Sunday, January 13, 2008

The McCain/Lieberman ticket

I'm a branding guy. I see everything in life as a branding problem, driven by strategic reasoning -- and more often than not -- the human factors that data-driven pollsters and pundits choose to ignore. A while back, for example, CNBC asked why domestic WalMart stores were under-performing when the economy was doing so well.

Expert after expert brought in their charts, numbers and data -- all with no real explanation. When the moderator turned to me (the video clip is at my website), I simply offered up the human side of the story:

"To shop at WalMart is to be reminded that you're poor. And people don't like that. So the minute their economic picture improves, they shop elsewhere. One reason is because they can, but the more important reason is because it certifies their own progress. They are no longer forced to shop at a place that reinforces their sense of failure."

The moderator sat stunned for a few seconds, until my analyst friend Richard Hastings piped up, "You know, I think Rob may be right."

A while back in this blog, I used the same type of analysis to make the case for a 2008 Al Gore presidential bid. This time out, I want to propose why the only Republican ticket with serious possibility of winning could be John McCain and Joe Leiberman.

It doesn't take much for any plugged-in person to deduce that the race for the presidency is a wide open brawl. Yes, there are leaders and poll grabbers, but as the race drags on, there are very few consistent indicators. Of those, the most consistent political marker is "change". Change is the engine that has propelled Obama into contention. It's worked for him, as noted by the day after the Iowa caucuses, where everyone from Hillary Clinton to -- of all people -- Mitt Romney latched on to the phrase in their "on to New Hampshire" rhetoric.

Change sounds really good. But all it takes is a short trip down memory lane to recall how the very same strategy vaulted -- and then destroyed -- the presidential candidacy of one Senator Gary Hart back in 1988. Back then, Hart was touring the country, picking up support with his "we need New Ideas" pitch. Like Obama, however, nobody ever got to hear any specifics on Hart's New Ideas. It took one nationally televised debate for Walter Mondale to pull the rug out from under Hart's campaign by asking, "Gary, like they say in those TV commercials, 'Where's the beef?'"

Hart was stranded like a deer in the headlights. A short while later, he was caught with Donna Rice, a sexy blonde who wasn't his wife, on a friend's boat. History promptly buried Hart, along with his presidential ambitions.

I bring up that story because there's only one declared presidential candidate who preaches change and has a long history of challenging the administration -- even when that administration was dominated by his own party. And that's John McCain. In other words, while Obama, Clinton and the rest are whining about change, McCain -- rightly or wrongly -- is the only guy who actually has put his money where his mouth is.

That makes McCain more than a hype-master for change. That makes him an agent of change, which is exactly the brand message the public is looking for.

If McCain is known for being a maverick, there's only one guy who's more renown for "reaching across the aisle" of the Senate during his long career, and that's Joe Lieberman, the senator from Connecticut.
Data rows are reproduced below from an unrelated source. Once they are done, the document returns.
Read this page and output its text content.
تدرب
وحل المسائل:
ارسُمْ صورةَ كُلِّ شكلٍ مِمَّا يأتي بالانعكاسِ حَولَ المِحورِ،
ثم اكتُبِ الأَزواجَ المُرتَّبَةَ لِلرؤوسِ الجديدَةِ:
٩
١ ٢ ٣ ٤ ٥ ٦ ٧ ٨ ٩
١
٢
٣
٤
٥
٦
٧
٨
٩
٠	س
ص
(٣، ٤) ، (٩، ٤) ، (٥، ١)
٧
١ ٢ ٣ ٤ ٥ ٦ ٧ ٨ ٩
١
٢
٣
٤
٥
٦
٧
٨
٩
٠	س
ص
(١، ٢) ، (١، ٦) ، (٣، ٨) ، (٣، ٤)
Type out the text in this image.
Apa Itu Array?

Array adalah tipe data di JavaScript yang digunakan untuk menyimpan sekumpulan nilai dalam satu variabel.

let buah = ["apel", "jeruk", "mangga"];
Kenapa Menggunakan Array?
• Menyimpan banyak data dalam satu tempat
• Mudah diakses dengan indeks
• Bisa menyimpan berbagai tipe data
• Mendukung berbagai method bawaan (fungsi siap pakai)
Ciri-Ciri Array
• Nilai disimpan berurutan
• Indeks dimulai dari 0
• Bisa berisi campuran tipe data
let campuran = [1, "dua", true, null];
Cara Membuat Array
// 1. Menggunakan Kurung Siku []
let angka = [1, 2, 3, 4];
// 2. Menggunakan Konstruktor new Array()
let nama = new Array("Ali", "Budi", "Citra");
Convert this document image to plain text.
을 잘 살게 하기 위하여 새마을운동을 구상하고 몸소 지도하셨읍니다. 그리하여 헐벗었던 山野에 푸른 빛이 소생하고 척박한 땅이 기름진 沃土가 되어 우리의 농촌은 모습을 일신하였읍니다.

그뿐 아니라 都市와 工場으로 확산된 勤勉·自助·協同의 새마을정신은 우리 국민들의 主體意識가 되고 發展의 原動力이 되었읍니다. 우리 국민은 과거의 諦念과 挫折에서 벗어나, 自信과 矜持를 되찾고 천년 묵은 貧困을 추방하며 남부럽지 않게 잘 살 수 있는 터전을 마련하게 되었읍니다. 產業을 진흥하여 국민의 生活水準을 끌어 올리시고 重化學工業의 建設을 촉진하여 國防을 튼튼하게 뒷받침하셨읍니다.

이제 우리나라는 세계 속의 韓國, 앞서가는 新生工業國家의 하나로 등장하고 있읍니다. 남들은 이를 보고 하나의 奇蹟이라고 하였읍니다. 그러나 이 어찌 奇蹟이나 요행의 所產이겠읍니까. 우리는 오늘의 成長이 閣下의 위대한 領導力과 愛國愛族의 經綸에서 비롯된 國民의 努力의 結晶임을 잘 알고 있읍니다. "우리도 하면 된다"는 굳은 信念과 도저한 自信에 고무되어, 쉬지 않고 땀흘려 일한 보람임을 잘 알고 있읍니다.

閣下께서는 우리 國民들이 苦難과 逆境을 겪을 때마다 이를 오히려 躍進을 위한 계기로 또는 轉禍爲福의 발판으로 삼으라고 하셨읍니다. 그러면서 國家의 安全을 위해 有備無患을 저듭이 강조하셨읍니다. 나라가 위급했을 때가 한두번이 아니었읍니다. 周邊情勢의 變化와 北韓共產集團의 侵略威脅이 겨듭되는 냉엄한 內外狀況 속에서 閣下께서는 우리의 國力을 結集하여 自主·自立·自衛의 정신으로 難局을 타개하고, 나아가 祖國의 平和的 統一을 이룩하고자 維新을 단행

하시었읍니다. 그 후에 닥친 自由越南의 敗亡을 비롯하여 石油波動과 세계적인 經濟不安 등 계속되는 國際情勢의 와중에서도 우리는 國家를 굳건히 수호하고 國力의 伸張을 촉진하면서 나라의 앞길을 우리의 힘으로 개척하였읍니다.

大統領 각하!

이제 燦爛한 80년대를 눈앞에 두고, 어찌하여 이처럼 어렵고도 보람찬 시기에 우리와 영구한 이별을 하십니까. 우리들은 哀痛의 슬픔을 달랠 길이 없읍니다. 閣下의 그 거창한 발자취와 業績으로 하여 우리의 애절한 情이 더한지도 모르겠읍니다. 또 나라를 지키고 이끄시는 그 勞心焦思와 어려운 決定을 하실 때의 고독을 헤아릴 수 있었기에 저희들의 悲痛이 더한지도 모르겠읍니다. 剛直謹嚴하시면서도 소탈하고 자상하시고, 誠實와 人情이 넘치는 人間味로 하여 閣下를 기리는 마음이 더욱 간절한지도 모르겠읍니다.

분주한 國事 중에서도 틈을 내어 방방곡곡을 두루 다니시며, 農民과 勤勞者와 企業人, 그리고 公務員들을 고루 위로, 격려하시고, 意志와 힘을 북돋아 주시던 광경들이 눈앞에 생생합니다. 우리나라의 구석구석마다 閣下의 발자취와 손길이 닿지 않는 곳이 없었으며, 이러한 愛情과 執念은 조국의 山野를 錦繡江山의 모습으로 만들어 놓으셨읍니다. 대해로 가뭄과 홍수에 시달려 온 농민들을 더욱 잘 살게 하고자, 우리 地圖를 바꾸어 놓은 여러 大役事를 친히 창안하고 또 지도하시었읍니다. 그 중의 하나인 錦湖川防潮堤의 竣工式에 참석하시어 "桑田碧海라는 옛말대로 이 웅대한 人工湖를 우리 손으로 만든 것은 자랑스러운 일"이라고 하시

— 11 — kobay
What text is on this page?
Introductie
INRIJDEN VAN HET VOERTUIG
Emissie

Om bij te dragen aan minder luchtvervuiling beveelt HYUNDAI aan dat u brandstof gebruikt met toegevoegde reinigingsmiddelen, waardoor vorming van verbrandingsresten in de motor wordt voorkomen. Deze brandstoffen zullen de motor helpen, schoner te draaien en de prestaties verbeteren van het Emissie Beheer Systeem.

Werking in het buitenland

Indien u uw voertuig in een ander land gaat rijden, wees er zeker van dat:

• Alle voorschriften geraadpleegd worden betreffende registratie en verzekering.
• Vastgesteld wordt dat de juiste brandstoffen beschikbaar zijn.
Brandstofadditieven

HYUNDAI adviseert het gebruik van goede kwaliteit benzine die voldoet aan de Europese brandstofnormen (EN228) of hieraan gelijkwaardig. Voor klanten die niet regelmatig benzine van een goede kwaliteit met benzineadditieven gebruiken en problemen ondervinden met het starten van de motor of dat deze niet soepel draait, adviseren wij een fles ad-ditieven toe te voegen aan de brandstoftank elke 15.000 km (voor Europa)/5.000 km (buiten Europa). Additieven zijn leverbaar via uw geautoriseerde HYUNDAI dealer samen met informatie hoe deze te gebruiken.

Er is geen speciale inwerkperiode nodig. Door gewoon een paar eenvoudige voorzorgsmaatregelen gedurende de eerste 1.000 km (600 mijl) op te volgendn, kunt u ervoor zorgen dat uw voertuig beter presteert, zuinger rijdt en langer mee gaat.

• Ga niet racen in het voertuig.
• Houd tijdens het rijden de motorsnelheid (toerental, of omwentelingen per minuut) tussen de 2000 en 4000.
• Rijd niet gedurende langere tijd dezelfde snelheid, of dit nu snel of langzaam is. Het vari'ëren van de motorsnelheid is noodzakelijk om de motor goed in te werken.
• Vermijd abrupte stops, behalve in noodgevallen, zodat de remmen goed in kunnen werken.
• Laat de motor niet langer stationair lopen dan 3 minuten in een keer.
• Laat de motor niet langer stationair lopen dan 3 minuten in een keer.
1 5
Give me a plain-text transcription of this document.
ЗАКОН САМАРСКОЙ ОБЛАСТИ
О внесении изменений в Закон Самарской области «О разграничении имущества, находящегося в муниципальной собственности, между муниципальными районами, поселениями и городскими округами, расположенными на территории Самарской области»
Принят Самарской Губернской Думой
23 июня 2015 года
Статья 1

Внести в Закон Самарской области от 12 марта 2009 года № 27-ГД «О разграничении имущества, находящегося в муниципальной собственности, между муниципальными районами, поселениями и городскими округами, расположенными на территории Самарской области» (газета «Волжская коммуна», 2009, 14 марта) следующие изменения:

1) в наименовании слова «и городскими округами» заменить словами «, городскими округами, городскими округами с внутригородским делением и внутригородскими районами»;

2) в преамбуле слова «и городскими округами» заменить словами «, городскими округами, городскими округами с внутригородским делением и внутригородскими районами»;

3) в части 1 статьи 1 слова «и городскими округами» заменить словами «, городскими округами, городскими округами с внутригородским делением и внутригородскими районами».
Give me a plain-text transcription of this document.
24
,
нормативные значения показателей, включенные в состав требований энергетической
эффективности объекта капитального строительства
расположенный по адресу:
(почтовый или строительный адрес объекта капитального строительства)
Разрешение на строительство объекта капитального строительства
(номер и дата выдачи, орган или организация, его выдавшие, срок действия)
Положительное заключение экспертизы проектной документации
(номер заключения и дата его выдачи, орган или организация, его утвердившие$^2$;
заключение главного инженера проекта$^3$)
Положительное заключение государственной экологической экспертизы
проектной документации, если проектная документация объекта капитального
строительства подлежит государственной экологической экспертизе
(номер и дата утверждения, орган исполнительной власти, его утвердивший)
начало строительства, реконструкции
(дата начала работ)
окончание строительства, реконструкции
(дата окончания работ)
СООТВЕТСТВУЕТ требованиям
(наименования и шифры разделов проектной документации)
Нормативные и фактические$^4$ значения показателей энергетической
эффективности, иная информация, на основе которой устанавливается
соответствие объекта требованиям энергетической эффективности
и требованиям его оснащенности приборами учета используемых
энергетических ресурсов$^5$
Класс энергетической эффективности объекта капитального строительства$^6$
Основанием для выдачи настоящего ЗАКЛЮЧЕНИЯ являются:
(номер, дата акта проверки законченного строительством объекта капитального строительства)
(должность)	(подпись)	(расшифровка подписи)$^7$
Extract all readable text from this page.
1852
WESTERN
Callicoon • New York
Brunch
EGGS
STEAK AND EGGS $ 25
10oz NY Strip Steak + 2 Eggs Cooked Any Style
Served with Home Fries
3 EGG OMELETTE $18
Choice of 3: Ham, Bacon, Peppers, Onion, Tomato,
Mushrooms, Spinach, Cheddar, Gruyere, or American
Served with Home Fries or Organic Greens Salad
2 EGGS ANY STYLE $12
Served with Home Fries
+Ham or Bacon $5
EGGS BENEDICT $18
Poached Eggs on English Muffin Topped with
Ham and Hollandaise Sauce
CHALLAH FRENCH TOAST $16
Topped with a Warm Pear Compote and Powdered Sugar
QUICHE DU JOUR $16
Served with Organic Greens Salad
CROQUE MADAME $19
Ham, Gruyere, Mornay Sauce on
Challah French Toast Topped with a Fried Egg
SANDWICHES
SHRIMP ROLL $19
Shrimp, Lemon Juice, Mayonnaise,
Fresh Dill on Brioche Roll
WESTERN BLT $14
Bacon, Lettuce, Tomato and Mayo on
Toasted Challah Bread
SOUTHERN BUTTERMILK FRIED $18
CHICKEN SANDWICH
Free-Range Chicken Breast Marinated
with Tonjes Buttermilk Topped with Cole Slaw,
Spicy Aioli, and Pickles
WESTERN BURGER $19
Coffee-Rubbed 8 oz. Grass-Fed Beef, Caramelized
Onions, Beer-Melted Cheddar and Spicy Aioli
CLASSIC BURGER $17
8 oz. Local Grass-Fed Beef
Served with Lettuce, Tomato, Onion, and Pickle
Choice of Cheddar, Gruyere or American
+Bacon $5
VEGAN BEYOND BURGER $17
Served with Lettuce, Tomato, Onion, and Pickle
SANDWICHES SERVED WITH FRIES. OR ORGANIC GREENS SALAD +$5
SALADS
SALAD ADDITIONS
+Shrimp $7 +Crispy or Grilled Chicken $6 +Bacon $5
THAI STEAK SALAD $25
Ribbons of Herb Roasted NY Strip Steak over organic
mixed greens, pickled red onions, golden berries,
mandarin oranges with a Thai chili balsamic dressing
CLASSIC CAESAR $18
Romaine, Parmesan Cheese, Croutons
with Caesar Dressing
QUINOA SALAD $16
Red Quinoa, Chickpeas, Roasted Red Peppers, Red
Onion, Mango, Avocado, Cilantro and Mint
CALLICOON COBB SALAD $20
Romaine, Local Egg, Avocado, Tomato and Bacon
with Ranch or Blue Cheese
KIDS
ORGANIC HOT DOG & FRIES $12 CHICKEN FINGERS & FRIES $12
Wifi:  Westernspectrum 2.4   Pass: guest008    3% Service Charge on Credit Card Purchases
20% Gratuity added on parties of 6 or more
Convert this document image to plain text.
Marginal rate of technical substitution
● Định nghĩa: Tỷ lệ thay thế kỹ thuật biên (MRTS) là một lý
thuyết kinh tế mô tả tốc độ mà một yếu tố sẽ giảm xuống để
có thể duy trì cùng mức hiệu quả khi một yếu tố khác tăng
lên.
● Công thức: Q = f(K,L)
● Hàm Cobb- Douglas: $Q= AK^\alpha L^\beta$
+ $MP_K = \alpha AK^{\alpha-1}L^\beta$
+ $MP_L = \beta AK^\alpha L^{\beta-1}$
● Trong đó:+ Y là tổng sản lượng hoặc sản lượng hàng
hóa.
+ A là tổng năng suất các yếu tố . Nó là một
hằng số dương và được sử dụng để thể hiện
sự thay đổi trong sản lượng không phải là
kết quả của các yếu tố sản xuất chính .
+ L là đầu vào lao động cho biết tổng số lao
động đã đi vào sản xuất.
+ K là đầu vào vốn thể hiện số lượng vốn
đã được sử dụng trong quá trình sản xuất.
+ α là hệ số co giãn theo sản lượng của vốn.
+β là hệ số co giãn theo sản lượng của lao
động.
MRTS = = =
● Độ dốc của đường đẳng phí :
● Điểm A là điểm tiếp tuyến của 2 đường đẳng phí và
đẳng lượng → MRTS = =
Lieberman is the guy known best as a conservative Democrat, who ran and won his last term as -- and this is important -- an independent candidate. In late 2007, Joe Lieberman came out publicly to endorse John McCain, a Republican, for president. Which means the country potentially has what it's been asking for:

A potential President/Vice-President ticket composed with two experienced people who have track records of change.

McCain has always been the Republicans' choice for those who were never crazy about George Bush. Lieberman had enough appeal to win the Vice Presidential candidacy with Al Gore in 2004. Both guys are known for their ability to think independently and work cooperatively, despite party affiliations. And both have track records to prove everything they say that they've done or tried to do.

The country has never, at least in my recollection, ever elected a "split ticket" presidency, and if that ain't what real change is, pal, I don't know how else to sell it to you.

Is the public ready for that kind of change? Well, from everything I can tell, they're not ready for a woman leader and, judging by New Hampshire, they might tell pollsters they're ready for a black president, but in the privacy of the voting booth, they don't seem to vote that way.